A big difference between “The Last of Us Part II” and the program is the story that involves Eugene and Gail. The Eugene in the game was a Jackson resident who lived his life until he died of natural causes in his 70 years, which is something that the youngest generation can only dream. Gail, on the other hand, is an original character, and my response to his introduction was mainly “Horay Catherine O'Hara, Horay Therapy”. Catherine O'Hara is always a delight and it is clear that all those who live in the world of “The Last of Us” could use some therapy. But in episode 6 we see that the story of Eugene and Gail also serves as a point of inflammation in the strangulation of Joel and Ellie.

We already knew that Joel had killed Eugene from his Gail therapy session at the beginning of the season, but what did you think about all that sequence, Mary? Did your understanding of Joel or Ellie affected in some way?

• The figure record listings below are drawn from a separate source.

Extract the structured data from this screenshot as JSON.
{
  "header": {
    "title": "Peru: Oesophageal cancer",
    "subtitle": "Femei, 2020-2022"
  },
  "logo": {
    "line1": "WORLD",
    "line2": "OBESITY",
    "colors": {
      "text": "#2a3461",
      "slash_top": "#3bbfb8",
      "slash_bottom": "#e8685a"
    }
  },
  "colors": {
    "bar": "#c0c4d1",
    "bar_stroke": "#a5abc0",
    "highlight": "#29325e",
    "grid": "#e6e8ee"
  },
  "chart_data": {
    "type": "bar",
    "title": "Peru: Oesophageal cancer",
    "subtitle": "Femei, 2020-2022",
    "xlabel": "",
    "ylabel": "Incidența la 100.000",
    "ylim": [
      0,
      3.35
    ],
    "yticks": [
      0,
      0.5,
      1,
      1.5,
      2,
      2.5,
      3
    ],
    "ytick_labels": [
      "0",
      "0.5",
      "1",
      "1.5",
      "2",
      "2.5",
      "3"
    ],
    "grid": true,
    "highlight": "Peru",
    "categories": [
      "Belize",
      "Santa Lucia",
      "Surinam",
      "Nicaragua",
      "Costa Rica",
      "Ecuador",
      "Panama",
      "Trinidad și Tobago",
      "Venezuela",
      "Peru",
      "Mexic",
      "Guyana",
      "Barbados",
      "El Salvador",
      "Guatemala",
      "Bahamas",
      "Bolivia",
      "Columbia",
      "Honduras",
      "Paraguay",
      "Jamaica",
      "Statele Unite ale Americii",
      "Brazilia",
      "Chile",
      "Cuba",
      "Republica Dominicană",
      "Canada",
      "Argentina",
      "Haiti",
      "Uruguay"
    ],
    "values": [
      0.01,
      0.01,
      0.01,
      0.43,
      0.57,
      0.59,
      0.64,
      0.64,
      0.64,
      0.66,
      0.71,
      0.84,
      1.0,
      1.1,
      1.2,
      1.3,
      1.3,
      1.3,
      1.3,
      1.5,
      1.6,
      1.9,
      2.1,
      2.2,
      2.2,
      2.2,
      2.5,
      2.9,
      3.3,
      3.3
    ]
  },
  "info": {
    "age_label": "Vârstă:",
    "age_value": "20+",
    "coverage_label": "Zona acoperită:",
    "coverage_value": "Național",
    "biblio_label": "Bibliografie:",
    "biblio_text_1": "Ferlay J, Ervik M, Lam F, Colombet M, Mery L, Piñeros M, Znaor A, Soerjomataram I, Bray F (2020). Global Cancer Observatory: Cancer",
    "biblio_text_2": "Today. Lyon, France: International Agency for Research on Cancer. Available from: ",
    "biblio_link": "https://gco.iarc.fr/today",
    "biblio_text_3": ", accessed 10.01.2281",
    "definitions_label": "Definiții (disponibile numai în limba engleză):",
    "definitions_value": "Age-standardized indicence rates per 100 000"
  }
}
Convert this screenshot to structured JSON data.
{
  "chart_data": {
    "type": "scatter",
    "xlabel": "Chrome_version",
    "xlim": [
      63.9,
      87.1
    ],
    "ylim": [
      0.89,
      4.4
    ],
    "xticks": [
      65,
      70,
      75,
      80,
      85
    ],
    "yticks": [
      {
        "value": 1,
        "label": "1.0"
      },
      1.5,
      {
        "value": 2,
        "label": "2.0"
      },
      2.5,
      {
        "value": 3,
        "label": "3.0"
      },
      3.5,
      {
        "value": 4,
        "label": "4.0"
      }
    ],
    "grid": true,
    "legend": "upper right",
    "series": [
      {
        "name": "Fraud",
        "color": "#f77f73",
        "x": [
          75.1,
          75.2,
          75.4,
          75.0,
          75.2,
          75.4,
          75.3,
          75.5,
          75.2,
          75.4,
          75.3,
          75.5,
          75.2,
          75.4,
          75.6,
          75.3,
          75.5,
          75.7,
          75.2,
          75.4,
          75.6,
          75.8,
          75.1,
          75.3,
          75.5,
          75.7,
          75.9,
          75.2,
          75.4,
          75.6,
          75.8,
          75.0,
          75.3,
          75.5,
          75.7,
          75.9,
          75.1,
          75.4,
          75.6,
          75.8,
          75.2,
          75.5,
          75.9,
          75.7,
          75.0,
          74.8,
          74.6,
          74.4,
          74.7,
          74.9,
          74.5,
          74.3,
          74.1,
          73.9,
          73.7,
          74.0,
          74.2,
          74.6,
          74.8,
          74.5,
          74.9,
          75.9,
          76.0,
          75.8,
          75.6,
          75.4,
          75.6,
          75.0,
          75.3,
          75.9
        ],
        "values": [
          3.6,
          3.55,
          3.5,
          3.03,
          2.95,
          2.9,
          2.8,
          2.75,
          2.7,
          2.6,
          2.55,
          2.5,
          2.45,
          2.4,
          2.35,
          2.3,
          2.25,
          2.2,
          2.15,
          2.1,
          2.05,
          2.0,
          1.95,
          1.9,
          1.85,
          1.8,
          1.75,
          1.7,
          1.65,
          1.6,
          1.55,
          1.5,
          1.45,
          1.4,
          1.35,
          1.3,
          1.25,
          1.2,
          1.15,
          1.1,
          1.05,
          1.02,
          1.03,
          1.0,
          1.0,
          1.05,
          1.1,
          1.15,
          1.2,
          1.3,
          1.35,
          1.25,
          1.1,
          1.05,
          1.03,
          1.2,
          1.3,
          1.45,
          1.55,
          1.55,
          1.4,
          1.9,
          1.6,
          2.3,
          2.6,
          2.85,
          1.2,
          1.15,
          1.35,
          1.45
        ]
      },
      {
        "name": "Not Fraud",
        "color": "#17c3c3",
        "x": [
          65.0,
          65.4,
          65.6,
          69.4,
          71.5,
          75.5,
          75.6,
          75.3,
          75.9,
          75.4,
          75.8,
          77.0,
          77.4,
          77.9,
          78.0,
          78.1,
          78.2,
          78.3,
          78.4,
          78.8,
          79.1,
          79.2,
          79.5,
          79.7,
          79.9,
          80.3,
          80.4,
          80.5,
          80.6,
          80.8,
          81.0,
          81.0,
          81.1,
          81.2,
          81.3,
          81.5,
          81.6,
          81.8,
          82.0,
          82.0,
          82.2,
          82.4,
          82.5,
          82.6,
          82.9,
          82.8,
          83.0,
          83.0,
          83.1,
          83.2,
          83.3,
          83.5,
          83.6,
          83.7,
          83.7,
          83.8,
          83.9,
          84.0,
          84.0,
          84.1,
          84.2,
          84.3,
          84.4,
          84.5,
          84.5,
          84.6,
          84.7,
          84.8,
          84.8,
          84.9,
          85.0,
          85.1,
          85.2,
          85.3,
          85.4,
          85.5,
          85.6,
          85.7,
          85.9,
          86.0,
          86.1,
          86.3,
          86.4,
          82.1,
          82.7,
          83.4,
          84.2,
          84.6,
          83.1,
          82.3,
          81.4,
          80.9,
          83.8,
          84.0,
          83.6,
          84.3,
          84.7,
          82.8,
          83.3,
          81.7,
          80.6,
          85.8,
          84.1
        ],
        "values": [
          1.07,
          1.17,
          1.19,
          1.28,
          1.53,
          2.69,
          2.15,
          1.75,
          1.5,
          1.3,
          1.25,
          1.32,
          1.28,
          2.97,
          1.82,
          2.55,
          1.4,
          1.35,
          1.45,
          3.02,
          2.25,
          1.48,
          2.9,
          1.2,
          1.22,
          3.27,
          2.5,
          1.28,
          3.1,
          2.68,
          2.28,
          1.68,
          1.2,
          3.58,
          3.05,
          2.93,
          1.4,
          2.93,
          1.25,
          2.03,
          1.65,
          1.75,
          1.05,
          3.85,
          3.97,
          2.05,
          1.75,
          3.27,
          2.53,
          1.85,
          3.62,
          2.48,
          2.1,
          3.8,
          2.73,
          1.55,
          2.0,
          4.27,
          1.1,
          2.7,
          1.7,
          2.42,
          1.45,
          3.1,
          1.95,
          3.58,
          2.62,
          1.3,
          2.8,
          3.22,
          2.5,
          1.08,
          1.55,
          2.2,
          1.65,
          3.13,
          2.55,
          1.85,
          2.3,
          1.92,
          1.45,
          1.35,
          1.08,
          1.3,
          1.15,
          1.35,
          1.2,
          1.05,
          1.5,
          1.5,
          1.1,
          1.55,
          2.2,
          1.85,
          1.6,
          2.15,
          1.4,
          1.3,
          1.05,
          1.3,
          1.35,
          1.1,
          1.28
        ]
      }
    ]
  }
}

McNamara: Well, I have to say that it was an example of bad parenting. The patrol has rules, hard but necessary for community safety. Ellie (who is, hello, damn immune) I wanted to fold them. He faces classical parents/children. But instead of just saying “no” to her and “any last word?” For Eugene before shooting him, Joel allowed him to believe that he was going out with his, which was simply dumb. Of course I was going to shoot Eugene; He had to shoot Eugene. But, honestly, it made no sense to lie about that, especially when the lie would be exposed almost instantly. Sometimes, a father just has to be the bad, even if that means making Catherine O'Hara really angry with you.

And although I agree with you on the energy of Ellie and Dina that offer love instead of revenge during your excursion to Seattle, I would like writers to have discovered a way to bring O'Hara.